Do we need another reason to destroy ourselvs
Building Pyramids: Number of People
Many hypotheses about the way the great pyramid was built suggest vast armies of labourers working for 10s of years, or impossible machines that defy every demonstration and measurement of the physical world.
Most of these hypotheses are based on vivid Victorian imaginations that have not been properly scrutinised or tested.
Estimates
The great pyramid is built from aproximately 2 million blocks of stone.
Each block averages 0.9m x 1m x 1.2m
This stone has a density of 2.563kg/m^3 (160 lb / cu ft)
So each stone averages 2768 kg (2.5 tons)
Calculations
Most big building projects, such as building the medieval cathedrals, used a constant, skilled work force over many years. Let us assume that the great pyramid was no different. So let us assume a fairly constant skilled workforce working 300 days per year, and a target of 10 years to completion. There is no reason to vary the rate of building as the pyramid rises.
In 10 years we have 3000 working days.
So each day we need to cut, move and place 2 000 000 / 3000 = 666 blocks per day.
Let us assume 700 blocks per day to allow for some wastage.
I am going to use the figures for cutting stone by hand provided by the Beer Quarry Caves in Devon UK. Here it took 10 hours for one man to cut a 4 ton block of stone.
It seems a reasonable deduction that on average 1 man will be expected to cut 1 block of stone of 2.5 tons as his days work - an easy measure of whether he has worked well that day!
So 700 blocks per day requires 700 men as cutters in the quarries.
100 men each loading and transporting 7 blocks per day and removing debris.
10 men each preparing 70 saws per day.
If I were building the pyramid I would hope to cut the stone from a quarry from a rock face slightly uphill of the building site, even up to 10 miles away, so that I can build a wooden sledge track with a downhill slope to the quarry site. Even at that distance a team of one man and a pair of oxen should haul 3 blocks per day.
So for transport to the building site we need 250 men.
Lifting the stone up the sloping face of the pyramid using the Herodotus lifting engine requires a team of 6 people pulling the levers to lift a block 1m in 10 seconds with an expenditure of 500w of energy each.
If we assume that they are not being flogged to death, take a reasonable rest between each block and we use 10 lifting engines side by side, then each engine series needs to lift 70 blocks per day.

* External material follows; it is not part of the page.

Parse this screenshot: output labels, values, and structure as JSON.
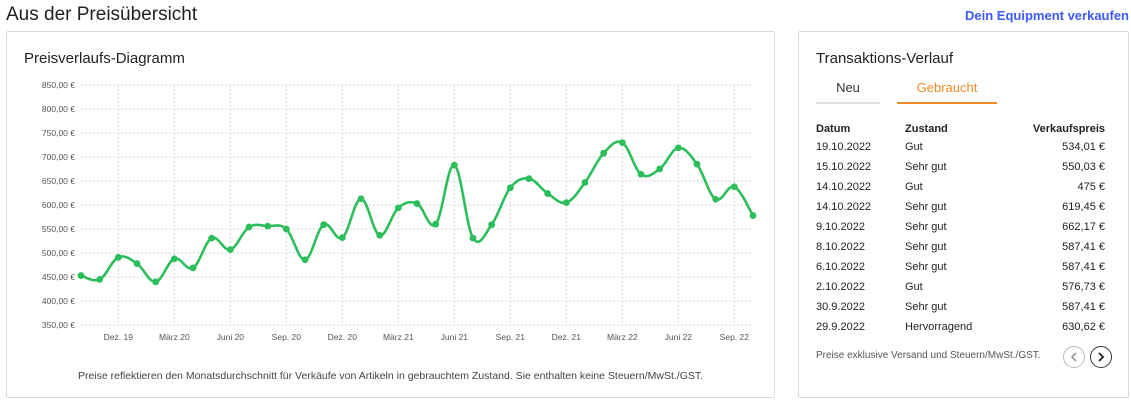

This is the one area where the workforce has to increase as the pyramid gets higher, because we are using a team of 60 people for every metre it increases in height, but this is not skilled labour - just pull and release the levers, then sit down and rest for 5 minutes.
On the working level we need 100 people to move and place the blocks, 10 people to move and rebuild the sledge tracks and perhaps another 20 people to lower the sledges back to the ground - but the sensible way would be to lower the sledges on ropes attached to the rising sledges, so reducing the energy required for both operations.
Add another 10 carpenters to maintain the tracks.
Add another 300 people to do all the checking, supervising and procurement
And we have a grand total of 2000 people to build a pyramid up to the 10m level and then an extra 60 people for each metre extra height.
Not a vast number!! and far more likely to be specialist workers paid well on a year round basis.